I had a realization this morning.  I think one reason I get so frustrated with the behavior of my sons and students is because I unconsciously try to take the sole responsibility for changing it.  Realistically, no one person can own that change.  It has to be a team effort.  This is especially true for children with very challenging behaviors.  Behavior is communication, and often a child is telling us, “My behavior is too severe to be the responsibility of one adult.”

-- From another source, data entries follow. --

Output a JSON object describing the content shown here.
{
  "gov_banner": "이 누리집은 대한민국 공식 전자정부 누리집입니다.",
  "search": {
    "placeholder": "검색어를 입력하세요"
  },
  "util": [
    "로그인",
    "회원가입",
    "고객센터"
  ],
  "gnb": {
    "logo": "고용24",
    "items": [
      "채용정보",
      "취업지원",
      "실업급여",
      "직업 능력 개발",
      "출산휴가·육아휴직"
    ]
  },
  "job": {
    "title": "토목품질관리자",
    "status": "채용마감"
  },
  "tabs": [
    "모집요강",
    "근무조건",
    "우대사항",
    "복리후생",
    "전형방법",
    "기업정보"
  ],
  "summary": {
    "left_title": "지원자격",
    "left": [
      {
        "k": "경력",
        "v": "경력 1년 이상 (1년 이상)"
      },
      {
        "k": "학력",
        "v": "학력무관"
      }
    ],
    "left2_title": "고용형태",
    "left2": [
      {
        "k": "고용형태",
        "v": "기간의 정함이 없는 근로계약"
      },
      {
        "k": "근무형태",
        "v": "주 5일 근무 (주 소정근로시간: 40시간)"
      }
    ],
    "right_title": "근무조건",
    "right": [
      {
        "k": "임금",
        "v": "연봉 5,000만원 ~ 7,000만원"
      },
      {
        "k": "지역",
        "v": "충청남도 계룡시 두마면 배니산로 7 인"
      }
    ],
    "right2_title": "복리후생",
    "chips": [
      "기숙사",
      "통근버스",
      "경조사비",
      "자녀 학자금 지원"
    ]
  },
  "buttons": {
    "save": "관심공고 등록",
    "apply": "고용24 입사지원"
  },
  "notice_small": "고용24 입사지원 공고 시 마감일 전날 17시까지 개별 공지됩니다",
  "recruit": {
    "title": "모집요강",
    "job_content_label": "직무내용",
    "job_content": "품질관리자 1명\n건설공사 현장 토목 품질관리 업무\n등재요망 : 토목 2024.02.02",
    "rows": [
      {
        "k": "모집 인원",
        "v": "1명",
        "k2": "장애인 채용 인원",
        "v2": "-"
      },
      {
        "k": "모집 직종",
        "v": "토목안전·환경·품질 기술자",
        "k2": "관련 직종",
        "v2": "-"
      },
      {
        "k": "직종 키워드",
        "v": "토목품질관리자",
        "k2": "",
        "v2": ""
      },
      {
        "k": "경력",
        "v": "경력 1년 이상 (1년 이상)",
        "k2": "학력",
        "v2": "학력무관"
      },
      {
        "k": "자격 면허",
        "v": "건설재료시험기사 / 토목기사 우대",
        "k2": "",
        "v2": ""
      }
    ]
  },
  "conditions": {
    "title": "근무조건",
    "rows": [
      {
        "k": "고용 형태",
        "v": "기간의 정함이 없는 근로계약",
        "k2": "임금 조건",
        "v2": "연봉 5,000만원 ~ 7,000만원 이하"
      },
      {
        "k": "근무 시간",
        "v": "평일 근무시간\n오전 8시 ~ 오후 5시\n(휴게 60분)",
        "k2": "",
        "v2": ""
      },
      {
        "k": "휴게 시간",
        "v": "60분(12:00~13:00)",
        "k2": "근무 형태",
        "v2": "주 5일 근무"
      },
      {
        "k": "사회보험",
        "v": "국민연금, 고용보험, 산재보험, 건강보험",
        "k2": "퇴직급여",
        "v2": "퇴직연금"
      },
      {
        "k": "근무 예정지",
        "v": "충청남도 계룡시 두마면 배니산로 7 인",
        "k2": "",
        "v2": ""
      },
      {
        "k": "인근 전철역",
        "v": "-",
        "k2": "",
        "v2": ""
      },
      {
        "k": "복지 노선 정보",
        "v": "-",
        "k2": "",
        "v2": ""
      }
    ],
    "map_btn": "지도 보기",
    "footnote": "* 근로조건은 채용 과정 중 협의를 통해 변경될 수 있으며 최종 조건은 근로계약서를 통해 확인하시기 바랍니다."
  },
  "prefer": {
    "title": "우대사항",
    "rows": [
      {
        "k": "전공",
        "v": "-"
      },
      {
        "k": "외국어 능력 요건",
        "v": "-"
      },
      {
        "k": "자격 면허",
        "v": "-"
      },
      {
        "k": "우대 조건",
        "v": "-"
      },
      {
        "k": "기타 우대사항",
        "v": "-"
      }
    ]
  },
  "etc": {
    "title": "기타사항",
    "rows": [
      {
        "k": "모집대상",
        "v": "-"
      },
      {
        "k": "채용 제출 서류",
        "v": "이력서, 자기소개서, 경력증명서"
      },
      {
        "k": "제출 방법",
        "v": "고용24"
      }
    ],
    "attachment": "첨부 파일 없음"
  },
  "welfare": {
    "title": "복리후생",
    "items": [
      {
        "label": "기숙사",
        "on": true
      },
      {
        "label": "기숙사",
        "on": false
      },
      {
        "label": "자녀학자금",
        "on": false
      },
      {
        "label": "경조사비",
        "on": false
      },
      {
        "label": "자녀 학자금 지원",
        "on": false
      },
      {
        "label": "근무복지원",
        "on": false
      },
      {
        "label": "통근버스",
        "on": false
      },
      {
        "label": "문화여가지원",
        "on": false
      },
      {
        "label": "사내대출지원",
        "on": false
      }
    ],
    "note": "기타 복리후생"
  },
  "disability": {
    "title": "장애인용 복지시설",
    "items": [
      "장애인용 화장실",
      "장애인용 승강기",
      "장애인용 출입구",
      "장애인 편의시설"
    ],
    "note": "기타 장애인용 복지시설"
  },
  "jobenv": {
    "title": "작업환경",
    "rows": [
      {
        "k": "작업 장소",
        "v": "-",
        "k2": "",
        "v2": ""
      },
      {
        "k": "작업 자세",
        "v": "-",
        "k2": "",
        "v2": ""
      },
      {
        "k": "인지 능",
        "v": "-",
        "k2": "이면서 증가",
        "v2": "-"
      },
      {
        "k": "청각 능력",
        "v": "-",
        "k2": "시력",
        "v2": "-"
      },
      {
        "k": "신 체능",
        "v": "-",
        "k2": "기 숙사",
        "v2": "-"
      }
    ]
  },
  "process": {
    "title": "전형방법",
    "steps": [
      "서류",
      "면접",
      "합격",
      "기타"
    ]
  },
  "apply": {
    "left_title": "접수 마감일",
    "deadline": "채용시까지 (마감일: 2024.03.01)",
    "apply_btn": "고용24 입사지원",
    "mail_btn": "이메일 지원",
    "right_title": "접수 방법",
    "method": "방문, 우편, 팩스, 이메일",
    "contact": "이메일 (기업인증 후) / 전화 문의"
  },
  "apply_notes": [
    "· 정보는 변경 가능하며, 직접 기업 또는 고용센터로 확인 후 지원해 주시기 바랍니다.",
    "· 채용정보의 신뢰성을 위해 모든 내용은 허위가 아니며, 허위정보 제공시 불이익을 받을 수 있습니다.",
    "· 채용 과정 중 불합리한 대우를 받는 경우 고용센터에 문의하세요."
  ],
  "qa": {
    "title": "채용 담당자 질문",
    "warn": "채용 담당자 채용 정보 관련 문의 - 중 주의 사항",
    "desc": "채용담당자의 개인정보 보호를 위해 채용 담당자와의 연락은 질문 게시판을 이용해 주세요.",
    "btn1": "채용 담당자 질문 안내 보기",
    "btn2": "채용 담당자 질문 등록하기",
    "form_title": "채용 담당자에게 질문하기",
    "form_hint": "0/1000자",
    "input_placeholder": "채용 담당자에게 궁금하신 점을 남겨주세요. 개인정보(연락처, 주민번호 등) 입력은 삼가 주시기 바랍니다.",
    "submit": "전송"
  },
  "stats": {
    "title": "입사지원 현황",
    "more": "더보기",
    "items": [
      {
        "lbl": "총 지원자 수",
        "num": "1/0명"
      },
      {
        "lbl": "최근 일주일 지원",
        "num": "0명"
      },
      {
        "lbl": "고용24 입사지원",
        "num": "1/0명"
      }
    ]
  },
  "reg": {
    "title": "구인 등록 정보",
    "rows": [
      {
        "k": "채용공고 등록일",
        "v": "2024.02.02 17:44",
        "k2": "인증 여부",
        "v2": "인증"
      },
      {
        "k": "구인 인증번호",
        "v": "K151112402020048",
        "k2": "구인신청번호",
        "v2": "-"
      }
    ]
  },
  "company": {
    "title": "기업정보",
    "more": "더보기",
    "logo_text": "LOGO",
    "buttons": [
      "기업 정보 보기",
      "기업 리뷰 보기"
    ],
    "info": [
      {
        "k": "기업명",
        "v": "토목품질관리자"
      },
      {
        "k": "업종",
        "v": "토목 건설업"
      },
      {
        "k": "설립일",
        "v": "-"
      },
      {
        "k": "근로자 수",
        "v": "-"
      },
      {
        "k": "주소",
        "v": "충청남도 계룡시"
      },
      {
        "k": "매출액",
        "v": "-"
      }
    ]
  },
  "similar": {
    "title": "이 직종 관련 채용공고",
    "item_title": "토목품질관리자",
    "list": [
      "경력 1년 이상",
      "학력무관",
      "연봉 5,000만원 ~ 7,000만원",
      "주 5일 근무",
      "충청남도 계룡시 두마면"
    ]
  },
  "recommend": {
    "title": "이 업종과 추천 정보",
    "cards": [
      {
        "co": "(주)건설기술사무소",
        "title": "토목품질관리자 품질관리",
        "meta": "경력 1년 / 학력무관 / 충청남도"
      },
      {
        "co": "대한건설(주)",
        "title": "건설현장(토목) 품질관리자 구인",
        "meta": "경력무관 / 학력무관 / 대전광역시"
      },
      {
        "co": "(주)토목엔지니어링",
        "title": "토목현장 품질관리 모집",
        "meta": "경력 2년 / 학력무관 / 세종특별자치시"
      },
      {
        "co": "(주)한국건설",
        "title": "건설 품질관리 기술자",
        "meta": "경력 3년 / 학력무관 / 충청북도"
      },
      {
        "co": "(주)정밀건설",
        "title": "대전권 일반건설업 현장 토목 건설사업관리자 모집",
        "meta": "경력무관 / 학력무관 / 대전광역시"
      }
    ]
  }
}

This thought dawned on me this morning as I was desperately trying to get my second born child out of bed for church.  My two oldest came in town for the weekend, so I had this grandiose vision of all four St. Romain young men attending the service together.  Did I mention this was my plan, and that Micah wanted no part it?  I even tried infusing guilt by reminding him his mother would be singing during communion.  Nothing.  Then, just as I relinquished control and gave up my quest, I received a text that brothers got him up, and they were all on their way to church.

Rather than focusing on our individual successes and failures with a child, I believe it is important to remember our interactions are adding to a larger group effort.  I understand that with some children (my own, for example), my interactions contribute to a great degree.  With others, however, my exchanges are simply part of a broader fabric of support the child will receive over a lifetime, so I need to cut myself some slack, and do the best I am able.

If it were up to my efforts, Micah would probably still be in bed, and wouldn’t have made it to church; but luckily, brothers intervened, and the team pulled out a victory.  As much as it might pain me, I best continue my homework on this subject this evening by watching the Super Bowl.  I feel certain the group with the best team effort will be triumphant, thus validating my thoughts on this subject.